On Sat, 13 Jul 2013, Alexander Krauss wrote:

On 07/10/2013 07:25 PM, Makarius wrote:

Even simpler would be to invent a name for some variant of \<omega> that
is not considered a letter, and use that with \<^sup> as before.  That
would be analogous to \<epsilon> vs. \<some>.

Does the mapping from Isabelle symbols to Unicode code points have to be injective? Otherwise, this would be an easy way to escape the problem: Just have \<omegasym>, which displays as omega, but is not a letter...

Yes, the mapping has to be injective. There happen to be two slightly different epsilons in the Unicode charts, so these are used here for \<epsilon> vs. \<some>. (The trick goes far back to X-Symbol with actual X11 fonts, not unicode at all.)
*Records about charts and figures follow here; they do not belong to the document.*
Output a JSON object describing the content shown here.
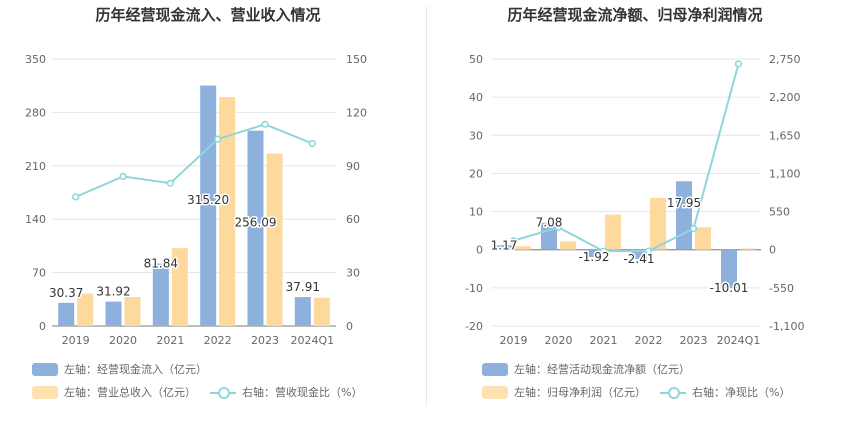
{
  "chart_data": [
    {
      "type": "bar",
      "title": "历年经营现金流入、营业收入情况",
      "categories": [
        "2019",
        "2020",
        "2021",
        "2022",
        "2023",
        "2024Q1"
      ],
      "left_axis": {
        "ticks": [
          0,
          70,
          140,
          210,
          280,
          350
        ],
        "labels": [
          "0",
          "70",
          "140",
          "210",
          "280",
          "350"
        ],
        "ylim": [
          0,
          350
        ]
      },
      "right_axis": {
        "ticks": [
          0,
          30,
          60,
          90,
          120,
          150
        ],
        "labels": [
          "0",
          "30",
          "60",
          "90",
          "120",
          "150"
        ],
        "ylim": [
          0,
          150
        ]
      },
      "series": [
        {
          "name": "左轴：经营现金流入（亿元）",
          "kind": "bar",
          "axis": "left",
          "color": "#8eb0dd",
          "values": [
            30.37,
            31.92,
            81.84,
            315.2,
            256.09,
            37.91
          ],
          "labels": [
            "30.37",
            "31.92",
            "81.84",
            "315.20",
            "256.09",
            "37.91"
          ]
        },
        {
          "name": "左轴：营业总收入（亿元）",
          "kind": "bar",
          "axis": "left",
          "color": "#fdd99c",
          "values": [
            42.5,
            38.0,
            102.0,
            300.0,
            226.0,
            37.0
          ]
        },
        {
          "name": "右轴：营收现金比（%）",
          "kind": "line",
          "axis": "right",
          "color": "#8fd6dc",
          "values": [
            72.5,
            84.0,
            80.2,
            105.0,
            113.3,
            102.5
          ]
        }
      ]
    },
    {
      "type": "bar",
      "title": "历年经营现金流净额、归母净利润情况",
      "categories": [
        "2019",
        "2020",
        "2021",
        "2022",
        "2023",
        "2024Q1"
      ],
      "left_axis": {
        "ticks": [
          -20,
          -10,
          0,
          10,
          20,
          30,
          40,
          50
        ],
        "labels": [
          "-20",
          "-10",
          "0",
          "10",
          "20",
          "30",
          "40",
          "50"
        ],
        "ylim": [
          -20,
          50
        ]
      },
      "right_axis": {
        "ticks": [
          -1100,
          -550,
          0,
          550,
          1100,
          1650,
          2200,
          2750
        ],
        "labels": [
          "-1,100",
          "-550",
          "0",
          "550",
          "1,100",
          "1,650",
          "2,200",
          "2,750"
        ],
        "ylim": [
          -1100,
          2750
        ]
      },
      "series": [
        {
          "name": "左轴：经营活动现金流净额（亿元）",
          "kind": "bar",
          "axis": "left",
          "color": "#8eb0dd",
          "values": [
            1.17,
            7.08,
            -1.92,
            -2.41,
            17.95,
            -10.01
          ],
          "labels": [
            "1.17",
            "7.08",
            "-1.92",
            "-2.41",
            "17.95",
            "-10.01"
          ]
        },
        {
          "name": "左轴：归母净利润（亿元）",
          "kind": "bar",
          "axis": "left",
          "color": "#fdd99c",
          "values": [
            0.9,
            2.2,
            9.2,
            13.6,
            5.9,
            0.3
          ]
        },
        {
          "name": "右轴：净现比（%）",
          "kind": "line",
          "axis": "right",
          "color": "#8fd6dc",
          "values": [
            130,
            322,
            -21,
            -18,
            304,
            2680
          ]
        }
      ]
    }
  ]
}
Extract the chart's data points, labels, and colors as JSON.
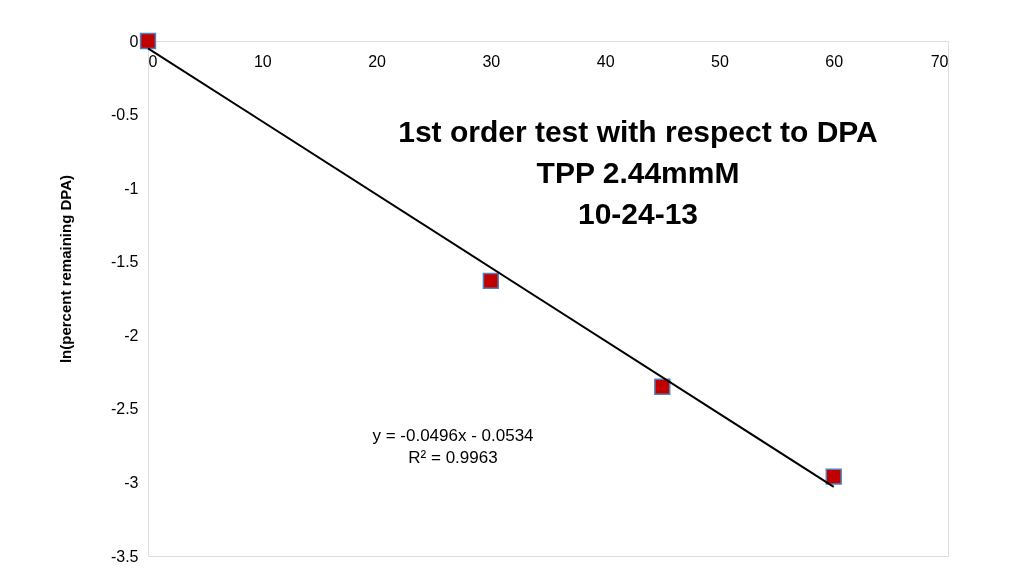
{
  "chart_data": {
    "type": "scatter",
    "title": "1st order test with respect to DPA\nTPP 2.44mmM\n10-24-13",
    "ylabel": "ln(percent remaining DPA)",
    "xlim": [
      0,
      70
    ],
    "xticks": [
      0,
      10,
      20,
      30,
      40,
      50,
      60,
      70
    ],
    "ylim": [
      -3.5,
      0
    ],
    "yticks": [
      0,
      -0.5,
      -1,
      -1.5,
      -2,
      -2.5,
      -3,
      -3.5
    ],
    "series": [
      {
        "color": "#c00000",
        "marker": "square",
        "x": [
          0,
          30,
          45,
          60
        ],
        "values": [
          0,
          -1.63,
          -2.35,
          -2.96
        ]
      },
      {
        "type": "line",
        "marker": "none",
        "color": "#000000",
        "x": [
          0,
          60
        ],
        "values": [
          -0.05,
          -3.03
        ]
      }
    ],
    "annotations": [
      "y = -0.0496x - 0.0534",
      "R² = 0.9963"
    ]
  }
}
A second omega is more difficult. Browsing the charts 2-3 more times, I only see the Mathematical Alphanumeric Symbols (1D400..1D7FF) as possibility. These provide several copies of everything for "math mode", in the manner of TeX. They were introduced only recently on request of the STIX project, and are rarely included in other fonts.

The latter is not so much of a problem, though: our default symbol assigment usually follows the idea that the standard rendering is via the IsabellText font and STIX as a fall-back.

I am more worried about the waterbed syndrome: getting rid of a second copy of sub/sup, but introducing a second copy of greek symbols that are not letters. That would be actually more correct, but also more confusion: unicode greeks are for prose text in that language, but everybody uses them for math as well; having actual math greeks is a bit too sophisticated to my taste.